Clinical therapy for CPVT traditionally has relied on reducing precipitating circumstances (vigorous physical activity and high emotional stress must be avoided in those patients), high-dose noncardioselective β-adrenergic blockade and adhesion to therapy [3, 4]. In addition to blunting whole-body adrenergic tone, β-blockers modulate the heart rate-dependent overload of Ca²⁺ in cells and may directly reduce the type-1 Ca²⁺ channel current. Ca²⁺ channel blockers have also been used and have been shown in small studies to partially protect patients from exertion-induced arrhythmic events [3, 4]. This patient was treated with metoprolol retard, the dose being slowly adjusted to 200 mg/day. The patient refused to stop his sporting activity. He was instructed to adhere to the therapy and to reduce the intensity of jogging. The frequency of symptoms decreased. However, repeated dynamic ECG recording showed that arrhythmia persisted. It has been shown [4] that the Na^+-channel blocking drug flecainide inhibits RyR2activity and reduces spontaneous SR Ca²⁺ release. It also seems to have significant antiarrhythmic effects in CASQ2 models and small clinical series, suggesting that the effects of flecainide, the role of CASQ2 in CPVT, or both are still incompletely understood. Some patients with CPVT may require combination medical therapy, with high-dose β-blockers plus flecainide, verapamil, or both. However, despite polytherapy there continues to be a significant rate of cardiac events. Side-effects of medical polytherapy may be important. Our patient refused therapy with either verapamil or flecainide because the combined therapy had been ineffective and poorly tolerated by his relatives. The use of nonpharmacologic therapies is warranted for medically refractory ­cases. Minimally invasive left cardiac sympathetic denervation has been reported by several groups to be effective for selected patients with CPVT, although the numbers treated with this technique are still small. Because of the catecholaminergic nature of the disease and the patient’s worrisome familial history of SCD, the risk of arrhythmic storm was of particular concern. The implantation of an ICD was considered and the patient accepted an invasive cardiac diagnostic procedure. At ventriculography no structural pathology was detected and biventricular function was normal. Coronarography did not detect a coronary artery disease. The patient received an ICD.

At 1-year follow-up, under therapy with metoprolol retard, recurring supraventricular and ventricular tachycardic runs occurred during jogging and were successfully treated by appropriate ICD discharges.

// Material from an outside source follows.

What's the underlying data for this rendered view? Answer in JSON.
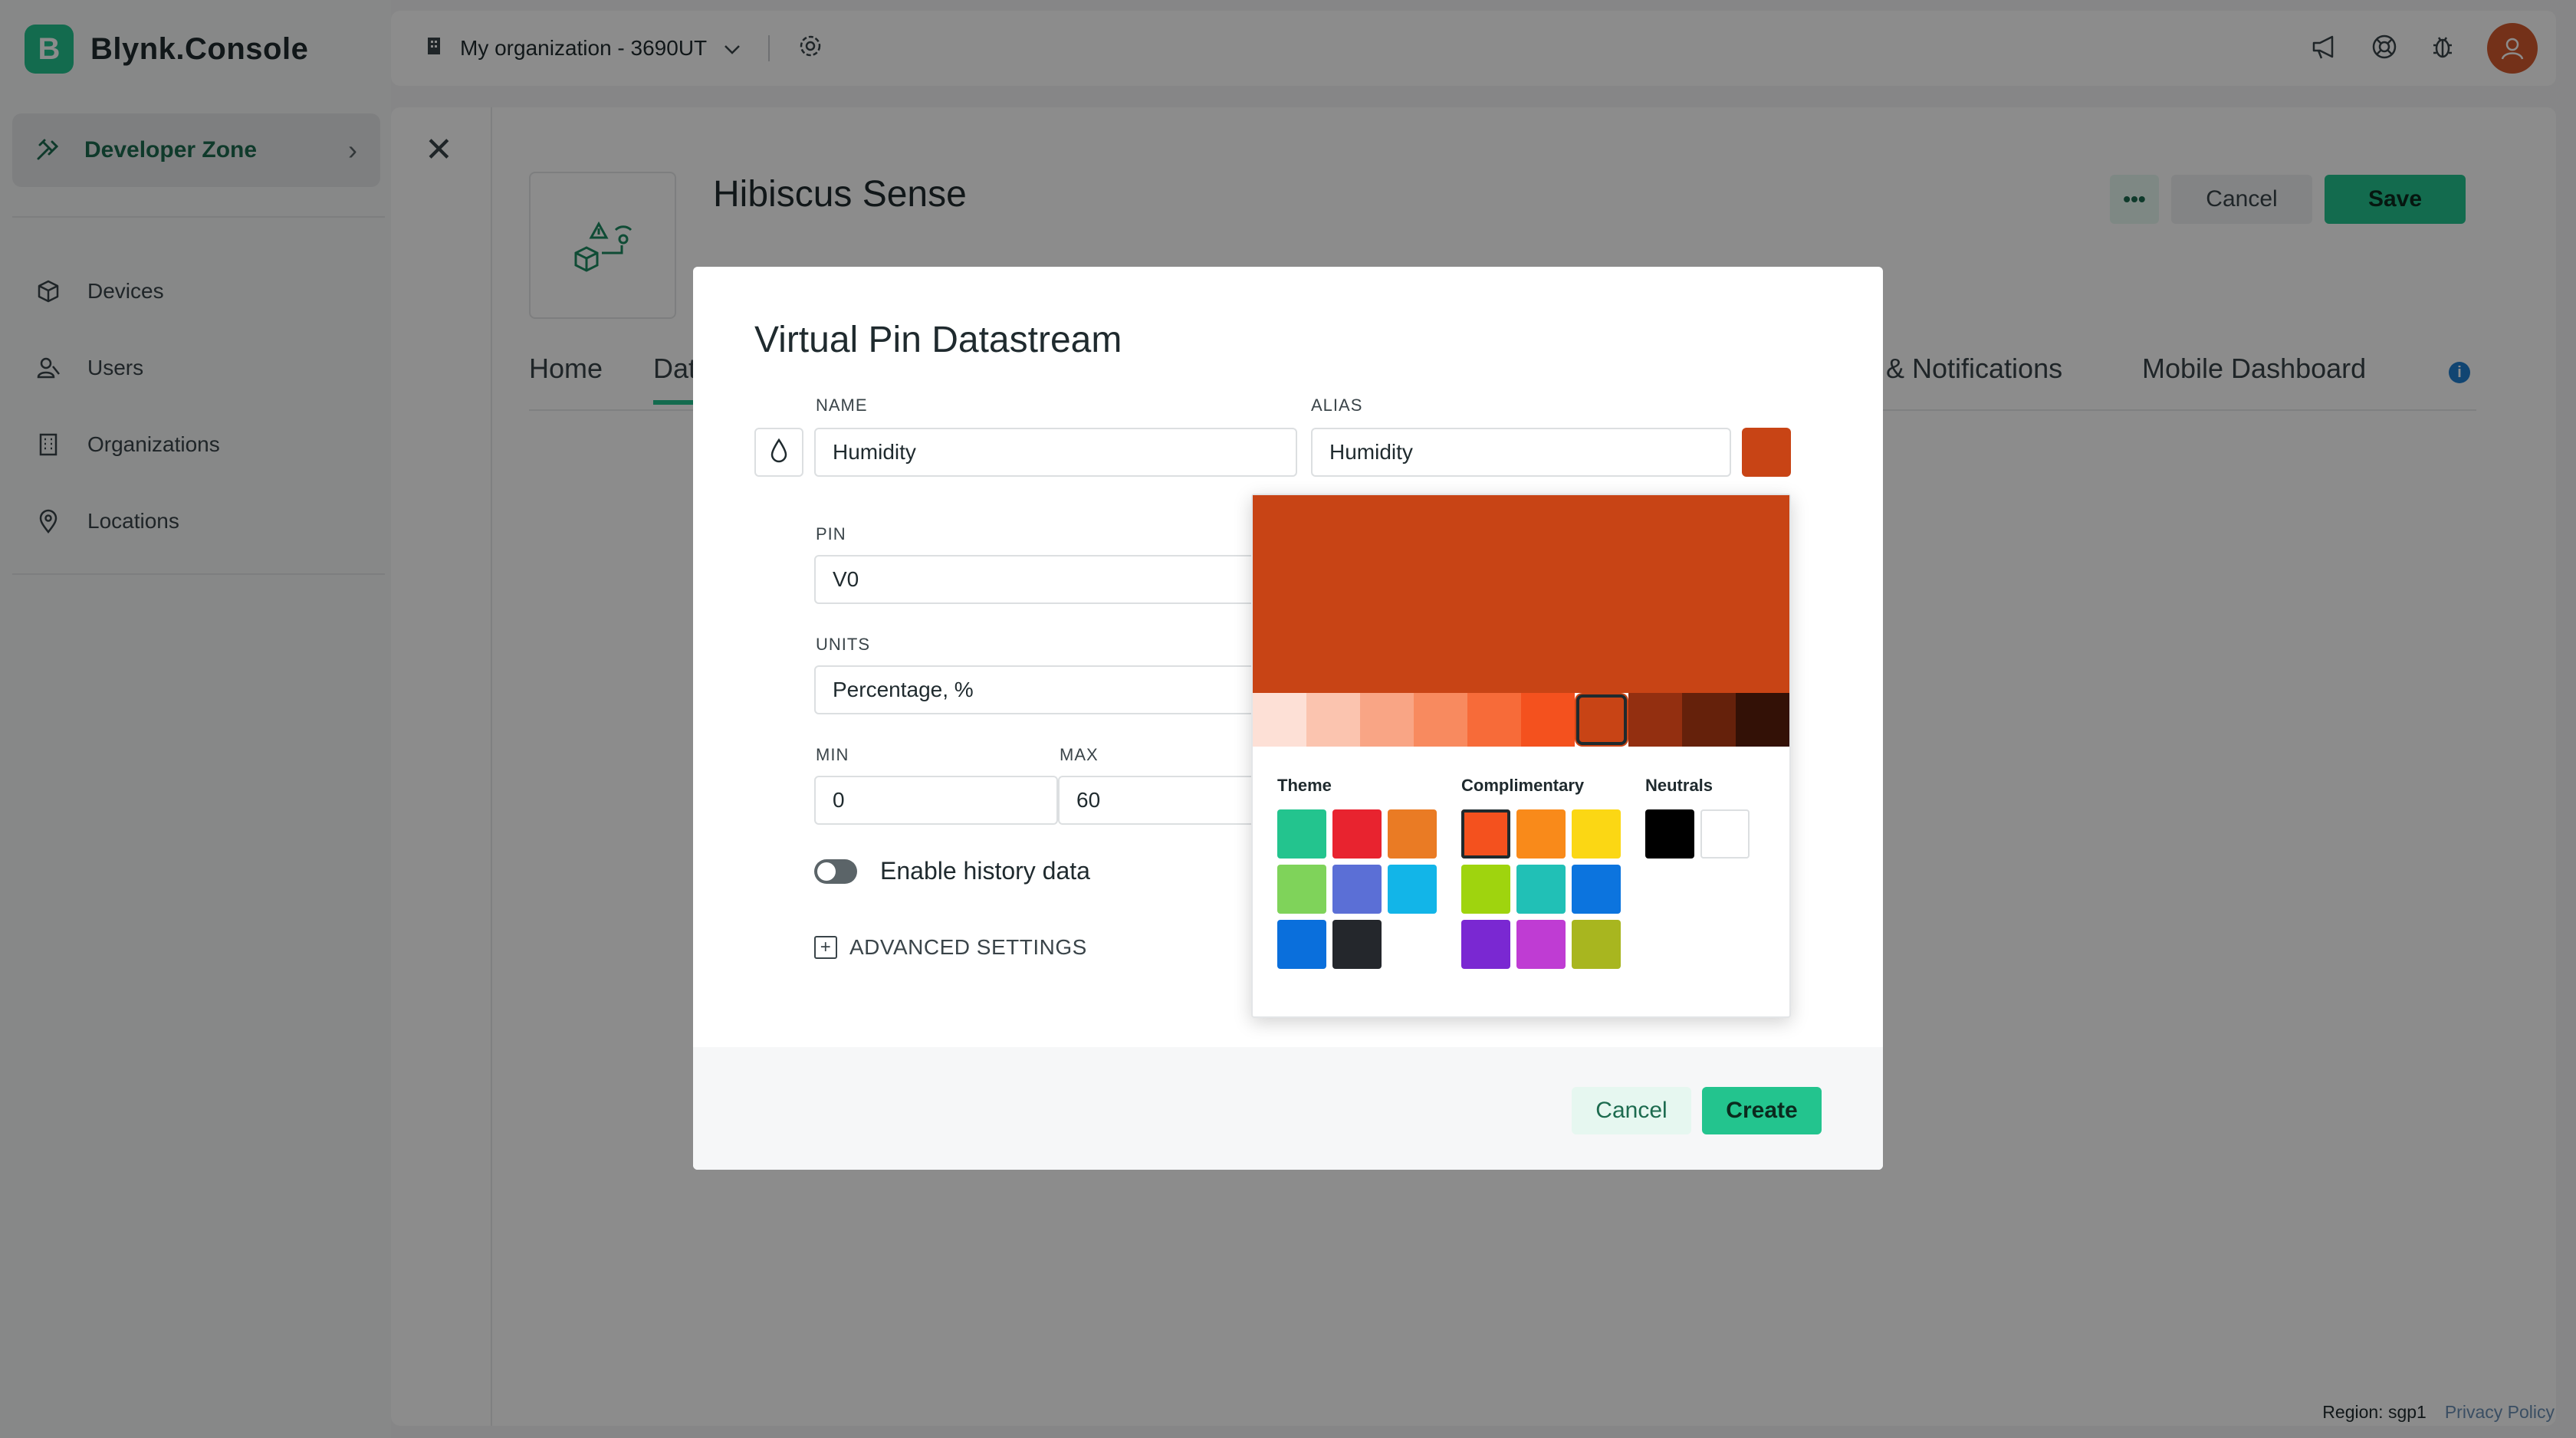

Atrial fibrillation did not recur. Vigilant programming of ICDs and discussions to minimise medication noncompliance are vital because even an inappropriate shock can trigger an electrical storm with multiple shocks. The patient has now returned to his country of birth. He was instructed to be strictly followed up by a local cardiologist experienced in arrhythmias and ICD therapy.

This patient has a CPVT and a worrisome family history of SCD and a channelopathy. Stress testing showed ST down-sloping, QRS conduction disturbances, after-repolarisation arrhythmias and secondary (memory-induced) T negativity. These changes prove relevant ­catecholaminergic activation. In the absence of myocardial ischaemia and/or dilatative cardiomyopathy, similar arrhythmias are found in patients with exaggerated sympathetic stimulation, such as patients with cerebral haematoma. These ECG changes indicate a high risk for SCD.

The past 20 years have witnessed an incredible advancement in in the role of genetics on cardiac arrhythmias [3, 4]. The case underlines the importance of ICD in patients with recurring syncopes, a worrisome family history of SCD with a genetically proven CPVT in different family members.